今日は好日
2022年 5月20日 今は今でしかない
何か突き放すような言い方ですが、これが一番馴染みやすいと思います。つまり、時間軸の中で考えると今は存在しているが捉えることが出来ないというイメージになります。これを羊羹に例えると?決して誰も羊羹の真ん中を見ることは出来ません。
それでも頑張ろうとする方は羊羹をCTスキャンするのかもしれません。例えそんなことを実行する方がいたとしてもそれは、実態ではなく羊羹の影です、それでも何とか今を表現しようとするチャレンジャーは、このような影でも追いかけるのかもしれません。
ところで今というものを言葉に置き替えようとした瞬間、今ということの本質は失われてしまいます。

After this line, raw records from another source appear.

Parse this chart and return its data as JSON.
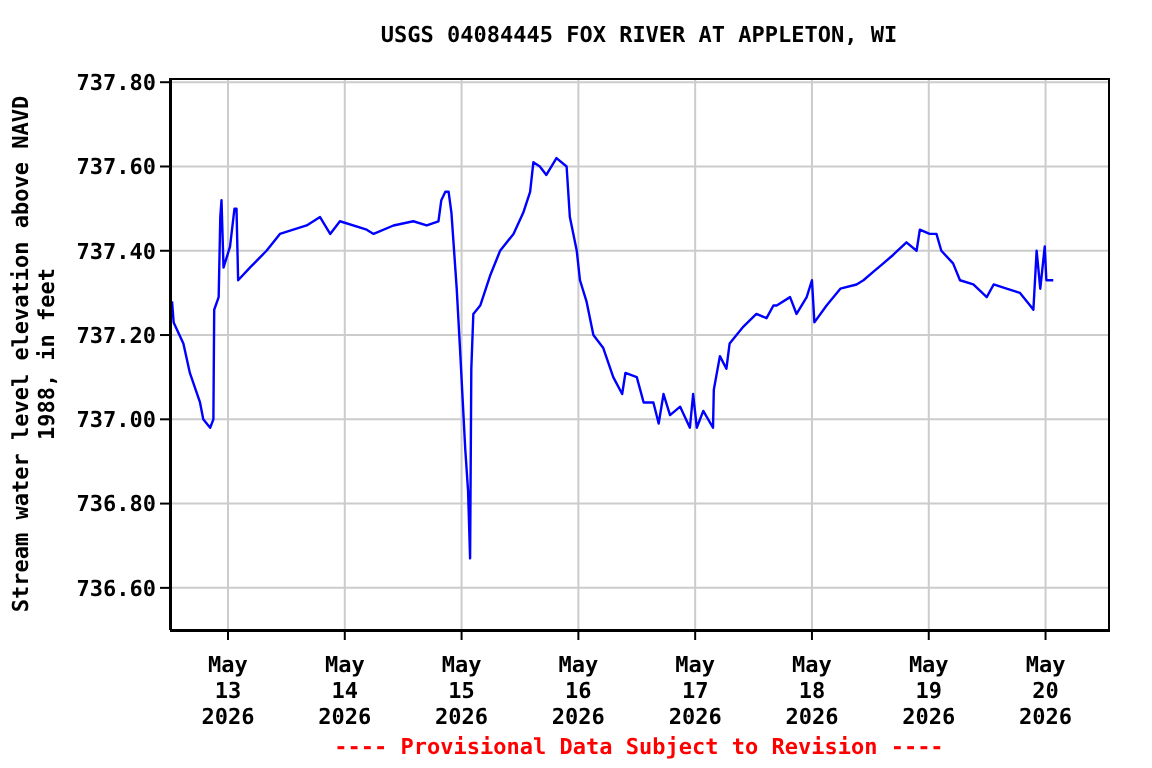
{
  "chart_data": {
    "type": "line",
    "title": "USGS 04084445 FOX RIVER AT APPLETON, WI",
    "ylabel": "Stream water level elevation above NAVD\n1988, in feet",
    "annotations": [
      "---- Provisional Data Subject to Revision ----"
    ],
    "x": [
      "2026-05-12T12:30",
      "2026-05-12T12:50",
      "2026-05-12T14:50",
      "2026-05-12T16:10",
      "2026-05-12T18:15",
      "2026-05-12T18:55",
      "2026-05-12T20:20",
      "2026-05-12T21:00",
      "2026-05-12T21:10",
      "2026-05-12T22:05",
      "2026-05-12T22:25",
      "2026-05-12T22:40",
      "2026-05-12T23:05",
      "2026-05-13T00:25",
      "2026-05-13T01:20",
      "2026-05-13T01:45",
      "2026-05-13T02:05",
      "2026-05-13T04:30",
      "2026-05-13T07:55",
      "2026-05-13T10:40",
      "2026-05-13T16:10",
      "2026-05-13T18:55",
      "2026-05-13T21:00",
      "2026-05-13T23:00",
      "2026-05-14T04:30",
      "2026-05-14T05:55",
      "2026-05-14T10:00",
      "2026-05-14T14:05",
      "2026-05-14T16:50",
      "2026-05-14T19:15",
      "2026-05-14T19:50",
      "2026-05-14T20:40",
      "2026-05-14T21:20",
      "2026-05-14T21:55",
      "2026-05-14T23:00",
      "2026-05-14T23:40",
      "2026-05-15T00:45",
      "2026-05-15T01:20",
      "2026-05-15T01:45",
      "2026-05-15T02:00",
      "2026-05-15T02:25",
      "2026-05-15T03:50",
      "2026-05-15T05:50",
      "2026-05-15T07:55",
      "2026-05-15T10:40",
      "2026-05-15T12:40",
      "2026-05-15T14:05",
      "2026-05-15T14:45",
      "2026-05-15T16:05",
      "2026-05-15T17:25",
      "2026-05-15T19:30",
      "2026-05-15T21:35",
      "2026-05-15T22:15",
      "2026-05-15T23:40",
      "2026-05-16T00:20",
      "2026-05-16T01:40",
      "2026-05-16T03:05",
      "2026-05-16T05:05",
      "2026-05-16T07:10",
      "2026-05-16T09:00",
      "2026-05-16T09:40",
      "2026-05-16T12:00",
      "2026-05-16T13:25",
      "2026-05-16T15:25",
      "2026-05-16T16:30",
      "2026-05-16T17:30",
      "2026-05-16T18:50",
      "2026-05-16T20:55",
      "2026-05-16T22:55",
      "2026-05-16T23:35",
      "2026-05-17T00:20",
      "2026-05-17T01:40",
      "2026-05-17T03:40",
      "2026-05-17T03:50",
      "2026-05-17T05:05",
      "2026-05-17T06:25",
      "2026-05-17T07:05",
      "2026-05-17T09:55",
      "2026-05-17T12:35",
      "2026-05-17T14:40",
      "2026-05-17T16:05",
      "2026-05-17T16:45",
      "2026-05-17T19:30",
      "2026-05-17T20:50",
      "2026-05-17T22:55",
      "2026-05-18T00:00",
      "2026-05-18T00:30",
      "2026-05-18T03:00",
      "2026-05-18T05:50",
      "2026-05-18T09:10",
      "2026-05-18T10:35",
      "2026-05-18T12:35",
      "2026-05-18T14:40",
      "2026-05-18T16:40",
      "2026-05-18T19:25",
      "2026-05-18T21:30",
      "2026-05-18T22:10",
      "2026-05-19T00:10",
      "2026-05-19T01:35",
      "2026-05-19T02:35",
      "2026-05-19T05:00",
      "2026-05-19T06:25",
      "2026-05-19T09:10",
      "2026-05-19T11:55",
      "2026-05-19T13:20",
      "2026-05-19T16:00",
      "2026-05-19T18:45",
      "2026-05-19T20:50",
      "2026-05-19T21:30",
      "2026-05-19T22:10",
      "2026-05-19T22:55",
      "2026-05-19T23:50",
      "2026-05-20T00:10",
      "2026-05-20T01:35"
    ],
    "series": [
      {
        "color": "#0000ff",
        "values": [
          737.28,
          737.23,
          737.18,
          737.11,
          737.04,
          737.0,
          736.98,
          737.0,
          737.26,
          737.29,
          737.48,
          737.52,
          737.36,
          737.41,
          737.5,
          737.5,
          737.33,
          737.36,
          737.4,
          737.44,
          737.46,
          737.48,
          737.44,
          737.47,
          737.45,
          737.44,
          737.46,
          737.47,
          737.46,
          737.47,
          737.52,
          737.54,
          737.54,
          737.49,
          737.31,
          737.17,
          736.93,
          736.83,
          736.67,
          737.12,
          737.25,
          737.27,
          737.34,
          737.4,
          737.44,
          737.49,
          737.54,
          737.61,
          737.6,
          737.58,
          737.62,
          737.6,
          737.48,
          737.4,
          737.33,
          737.28,
          737.2,
          737.17,
          737.1,
          737.06,
          737.11,
          737.1,
          737.04,
          737.04,
          736.99,
          737.06,
          737.01,
          737.03,
          736.98,
          737.06,
          736.98,
          737.02,
          736.98,
          737.07,
          737.15,
          737.12,
          737.18,
          737.22,
          737.25,
          737.24,
          737.27,
          737.27,
          737.29,
          737.25,
          737.29,
          737.33,
          737.23,
          737.27,
          737.31,
          737.32,
          737.33,
          737.35,
          737.37,
          737.39,
          737.42,
          737.4,
          737.45,
          737.44,
          737.44,
          737.4,
          737.37,
          737.33,
          737.32,
          737.29,
          737.32,
          737.31,
          737.3,
          737.27,
          737.26,
          737.4,
          737.31,
          737.41,
          737.33,
          737.33
        ]
      }
    ],
    "xlim": [
      "2026-05-12T12:05",
      "2026-05-20T12:50"
    ],
    "xticks": [
      {
        "value": "2026-05-13",
        "label": "May\n13\n2026"
      },
      {
        "value": "2026-05-14",
        "label": "May\n14\n2026"
      },
      {
        "value": "2026-05-15",
        "label": "May\n15\n2026"
      },
      {
        "value": "2026-05-16",
        "label": "May\n16\n2026"
      },
      {
        "value": "2026-05-17",
        "label": "May\n17\n2026"
      },
      {
        "value": "2026-05-18",
        "label": "May\n18\n2026"
      },
      {
        "value": "2026-05-19",
        "label": "May\n19\n2026"
      },
      {
        "value": "2026-05-20",
        "label": "May\n20\n2026"
      }
    ],
    "ylim": [
      736.5,
      737.81
    ],
    "yticks": [
      {
        "value": 736.6,
        "label": "736.60"
      },
      {
        "value": 736.8,
        "label": "736.80"
      },
      {
        "value": 737.0,
        "label": "737.00"
      },
      {
        "value": 737.2,
        "label": "737.20"
      },
      {
        "value": 737.4,
        "label": "737.40"
      },
      {
        "value": 737.6,
        "label": "737.60"
      },
      {
        "value": 737.8,
        "label": "737.80"
      }
    ],
    "grid": true,
    "legend": false,
    "line_style": "solid",
    "marker": "none"
  }
}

どういう事かと言えば、前述のとおり今は時間軸では捉えることが出来ないものです。なので空間という捉え方も出来ません。つまり3次元空間に存在するということが出来ません。では今目の前にある空間や時間はどうとらえるのか、分かり易い例えがパラパラ漫画の例えです。今が2次元という幅を持たない存在とすれば、現象とは2次元世界が次々めくられるように展開していくようなものです。現象の初めに来る今を次の展開の原因になるように観測することで、現象世界に原因と結果のストーリーを展開することが出来ます。私たちはこのパラパラ漫画の展開を現実や現象として理解しています。不思議なことにこの現象という展開は言葉の世界にとても馴染みます。むしろ言葉が無ければストーリーには成り得ないのかもしれません。
先ほど今を言葉で表現しようとすれば、今という本質は失われると言ったのはこういう意味です。
では何故無理を承知で不可解な今を表現しようとするのかと言えば、現象世界は我々にとって息苦しい世界だからに他なりません。きっとどなたの思いにも「何故これほどの辛いことが世の中で起こるのか」という思いがあると思います、私の観察ではこの世に起こる現象は自立したプログラムがこの世界で働いている結果のように感じています。このような意識は次のような行動を促すというような、ドライなイメージです。私にはこのプログラムは現象に対して人間の感情的には中立なプログラムのように感じています。
では何故現象世界の実態をプログラムと感じるのかについてですが、今という存在については、形を持つことがないと考えるからです。形を持たずに現象に影響を及ぼすといえば、プログラムの表現がぴったりです。先ほど現象世界についてパラパラ漫画で説明しましたが、イメージとしては2次元世界が3次元空間で展開されていることですが、実はこのパラパラにも、誤解に繋がる大きな問題があります。
つまりこのような説明になると今というものがページをめくるように展開されると解釈されそうですが、パラパラの3次元展開が始まった時点でパラパラは今ではなくなります。では何になるかと言えば過去という記憶の世界になります。
結局このような言葉をつなぎ合わせるだけでも現象世界の所在なさを窺うことが来るのですが、では何故こんなややこしい世界が展開されるのかということです。それは何故このようなプログラムがあるのかという問いと同じことになります。
その探求については今の私はほぼ諦めています。無理やりつなげるとすれば、存在が可能性を体験したがっている、という思いです。
ところで、この問題の一番重要なところは、「現象世界は何故これほどつらいのか」という問いです。
私にとって、この世界から受ける印象はすべての衝動は不足から生まれているということです。息をすること、喉の渇きを満たすこと、腹を満たすこと、自分の存在を確かめること、これらの不足感からその解決がなされるまで苦痛というアラームが鳴りつづけます。そしてこの不足感が満たされた時にやっと幸福感で満たされることが出来ます。
つまりこれが現象界で起こる苦痛の原因になります。もともとこの現象界に身を置くということは、この流れに身を置くということです。
さてそうはいっても辛いものは辛い、痛いものは痛いんです。何とか逃れる方法は無いものかと考えます。これが宗教ではないかと私は考えるのですが、こんなことを書くと世の中全てを敵に回しそうですが、正直それもどうでもよいと思っています。
肉体の痛みは、薬で消し去ることが出来ます。自分が消え去る恐怖もありますが、それはもともとそのような自分は無いのだという理解によって沈めることが出来ます。自分と思っているのは現象についている名前のことです。本当にあるのは、測ることも数えることも出来ない今という存在だけなのですから。